Professora de direito constitucional escreve que decreto de Bolsonaro fere a autonomia universitária prevista na Constituição
Revista Piauí
Eloísa Machado
Um novo decreto editado pelo presidente da República, a pretexto de estabelecer regras para nomeação de cargos na administração pública federal, coloca a autonomia das universidades em xeque.
Publicado no Diário Oficial da União em 15 de maio de 2019, o decreto 9.794/2019 “dispõe sobre os atos de nomeação e de designação para cargos em comissão e funções de confiança de competência originária do presidente da República e institui o Sistema Integrado de Nomeações e Consultas – Sinc no âmbito da administração pública federal”.

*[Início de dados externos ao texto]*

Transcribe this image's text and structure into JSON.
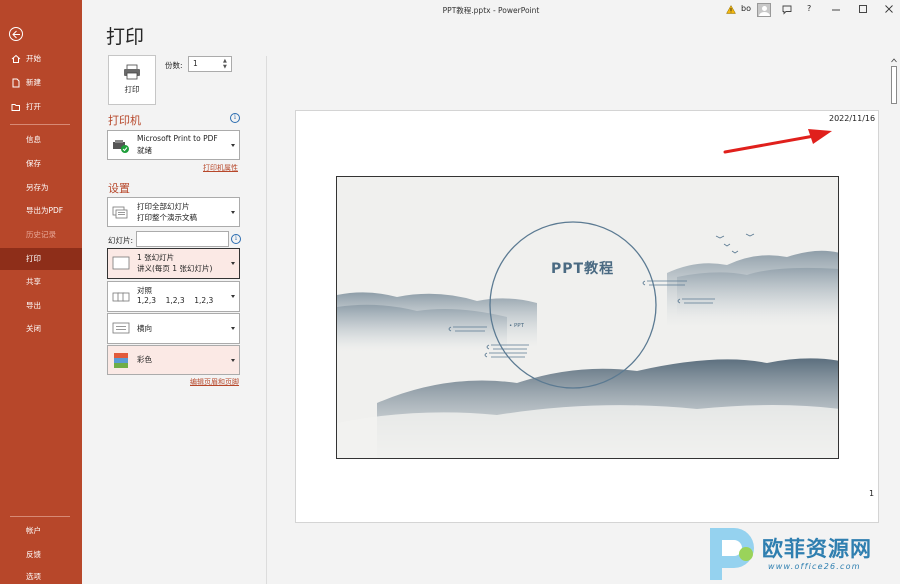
{
  "window": {
    "title": "PPT教程.pptx - PowerPoint",
    "user": "bo",
    "help": "?"
  },
  "sidebar": {
    "items": [
      {
        "label": "开始",
        "icon": "home-icon"
      },
      {
        "label": "新建",
        "icon": "new-file-icon"
      },
      {
        "label": "打开",
        "icon": "folder-open-icon"
      },
      {
        "label": "信息"
      },
      {
        "label": "保存"
      },
      {
        "label": "另存为"
      },
      {
        "label": "导出为PDF"
      },
      {
        "label": "历史记录"
      },
      {
        "label": "打印"
      },
      {
        "label": "共享"
      },
      {
        "label": "导出"
      },
      {
        "label": "关闭"
      },
      {
        "label": "帐户"
      },
      {
        "label": "反馈"
      },
      {
        "label": "选项"
      }
    ]
  },
  "print": {
    "page_title": "打印",
    "print_button": "打印",
    "copies_label": "份数:",
    "copies_value": "1",
    "printer_section": "打印机",
    "printer_name": "Microsoft Print to PDF",
    "printer_status": "就绪",
    "printer_properties": "打印机属性",
    "settings_section": "设置",
    "range_line1": "打印全部幻灯片",
    "range_line2": "打印整个演示文稿",
    "slides_label": "幻灯片:",
    "slides_value": "",
    "layout_line1": "1 张幻灯片",
    "layout_line2": "讲义(每页 1 张幻灯片)",
    "collate_line1": "对照",
    "collate_line2": "1,2,3    1,2,3    1,2,3",
    "orientation": "横向",
    "color": "彩色",
    "edit_header_footer": "编辑页眉和页脚"
  },
  "preview": {
    "date": "2022/11/16",
    "page_number": "1",
    "slide_title": "PPT教程",
    "slide_subtitle": "• PPT"
  },
  "watermark": {
    "text": "欧菲资源网",
    "url": "www.office26.com"
  },
  "colors": {
    "accent": "#b7472a",
    "accent_dark": "#8e2e19",
    "slide_text": "#4a6a82",
    "arrow": "#e0201c"
  }
}
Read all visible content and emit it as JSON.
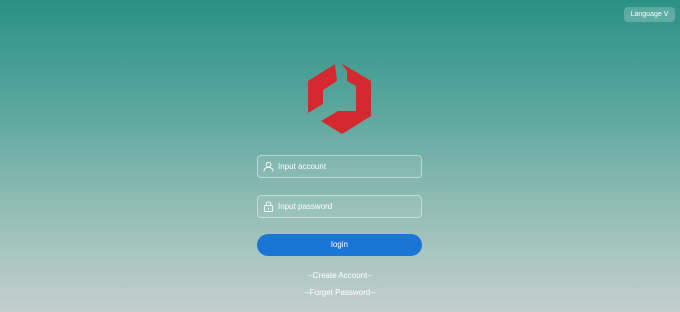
{
  "header": {
    "language_label": "Language V"
  },
  "logo": {
    "icon": "hexagon-logo-icon",
    "color": "#d42a2f"
  },
  "form": {
    "account_placeholder": "Input account",
    "account_value": "",
    "account_icon": "user-icon",
    "password_placeholder": "Input password",
    "password_value": "",
    "password_icon": "lock-icon",
    "login_label": "login",
    "login_color": "#1a76d6"
  },
  "links": {
    "create_account": "--Create Account--",
    "forget_password": "--Forget Password--"
  }
}
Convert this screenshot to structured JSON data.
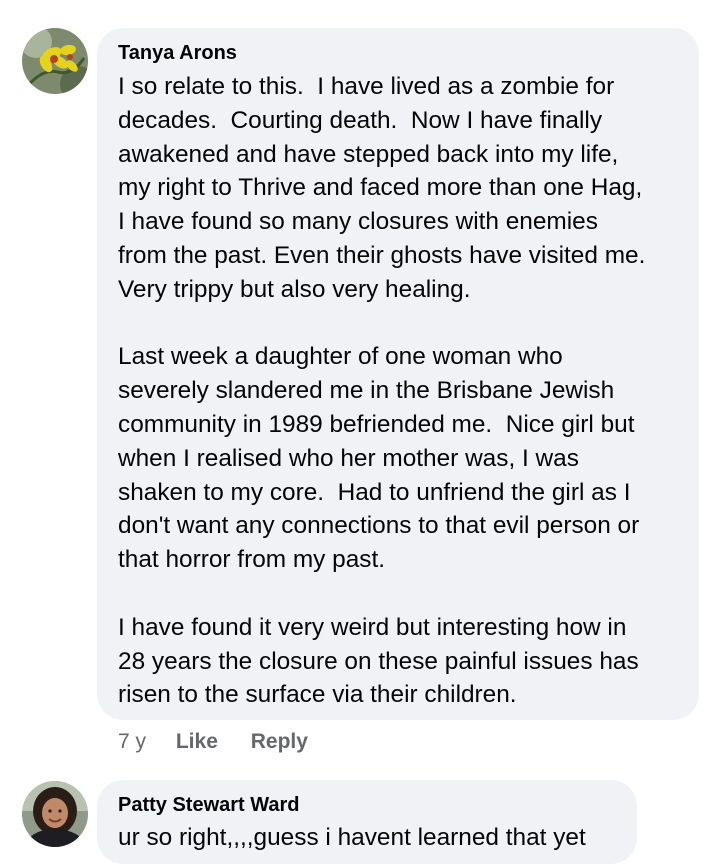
{
  "comments": [
    {
      "author": "Tanya Arons",
      "paragraphs": [
        "I so relate to this.  I have lived as a zombie for\ndecades.  Courting death.  Now I have finally\nawakened and have stepped back into my life,\nmy right to Thrive and faced more than one Hag,\nI have found so many closures with enemies\nfrom the past. Even their ghosts have visited me.\nVery trippy but also very healing.",
        "Last week a daughter of one woman who\nseverely slandered me in the Brisbane Jewish\ncommunity in 1989 befriended me.  Nice girl but\nwhen I realised who her mother was, I was\nshaken to my core.  Had to unfriend the girl as I\ndon't want any connections to that evil person or\nthat horror from my past.",
        "I have found it very weird but interesting how in\n28 years the closure on these painful issues has\nrisen to the surface via their children."
      ],
      "time": "7 y",
      "like_label": "Like",
      "reply_label": "Reply",
      "avatar_icon": "yellow-orchid-avatar"
    },
    {
      "author": "Patty Stewart Ward",
      "paragraphs": [
        "ur so right,,,,guess i havent learned that yet"
      ],
      "avatar_icon": "woman-portrait-avatar"
    }
  ]
}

Dentre as suas disposições, o decreto diz que caberá à Casa Civil promover a nomeação ou exoneração de cargo equivalente ao nível de vice-reitor e pró-reitor (artigo 4º, I do decreto) e dá à Secretaria de Governo ou ao ministério da Educação o poder de avaliar as indicações para o “provimento de cargos e funções cuja competência de nomeação esteja no âmbito das instituições federais de ensino superior” (artigos 22 e 15, V, b do decreto), e “decidir pela conveniência e oportunidade administrativa quanto à liberação ou não das indicações submetidas à sua avaliação” (artigo 22, II do decreto).
Tal como redigido, o decreto permite dizer que, na prática, reitores não poderão escolher seus colaboradores, já que caberá essencialmente ao governo decidir quais pessoas ocuparão os cargos diretivos internos à Universidade. Se esta interpretação estiver correta, este decreto fere a autonomia administrativa das universidades e pode ser declarado inconstitucional.
A autonomia universitária foi incorporada à Constituição como forma de garantir a pluralidade de ideias e de concepções pedagógicas, e de preservar a liberdade de ensino e pesquisa. Ter autonomia financeira e administrativa é um meio para realização da autonomia didático científica, como já afirmou, diversas vezes, o Supremo Tribunal Federal.
Atualmente, a escolha de reitores das universidades se dá por lista tríplice formada a partir da vontade de docentes, servidores e alunos, processo alinhado à noção de que os objetivos da universidade serão melhor atingidos se houver autogoverno. Tudo isso será desprezado se os reitores não puderem implementar suas ideias e não tiverem poderes para escolher seus colaboradores. A eleição vira um faz-de-conta e o cargo vira decorativo.
Este decreto é mais entre outros atentados à autonomia das universidades. Em março de 2019, também através de decreto, o presidente extinguiu cargos de direção, funções comissionadas de coordenação e outras gratificações a professores, somando mais de 13 mil afetados.
Mais recentemente, o presidente e seu ministro da Educação anunciaram um corte severo no orçamento das universidades, colocando em risco o funcionamento de laboratórios, centros de pesquisa, hospitais universitários.
Juntas, estas medidas são uma grave afronta à autonomia das universidades. Esmagar financeiramente e controlar administrativamente as universidades significará, certamente, redução da autonomia didático-científica. Que pesquisa se faz com laboratórios fechados, bolsas cortadas e sem coordenação?
O alvo não são apenas as universidades. A estes decretos somam-se outros editados pelo presidente com o mesmo descompromisso constitucional.
Logo no início do governo, um decreto procurou limitar o acesso à informação, permitindo que mais servidores decretassem sigilo de documentos. A medida foi derrubada pelo Congresso Nacional. Semana passada foi editado o decreto pelo presidente da República que amplia a possibilidade de porte de arma para inúmeras categorias profissionais, esvaziando o Estatuto do Desarmamento, já declarado constitucional pelo Supremo. O decreto está sendo questionado no Judiciário.
Para além do conteúdo das medidas ser contrário à Constituição e desafiar a autoridade do Supremo, a sua forma também indica problemas. A autorização para que o chefe do poder Executivo legisle é excepcional. No caso de decretos, estes só terão valor se seguirem os estritos limites autorizados pela lei e pela Constituição. Medidas provisórias, por sua vez, só podem ser editadas em casos de relevância e urgência.
Um governo baseado em decretos e medidas provisórias mostra incapacidade de estabelecer o diálogo e compor sua base com o Congresso Nacional e de se expor ao escrutínio dos parlamentares e da sociedade. O atalho encontrado pelo governo para fugir dos custos impostos pelas negociações políticas é abusar de poder.
Editar decretos sabidamente inconstitucionais e esperar que os controles funcionem não condiz com o dever do presidente da República respeitar e fazer cumprir a Constituição, compromisso assumido no momento de sua posse. Estamos diante de um governo inconstitucional.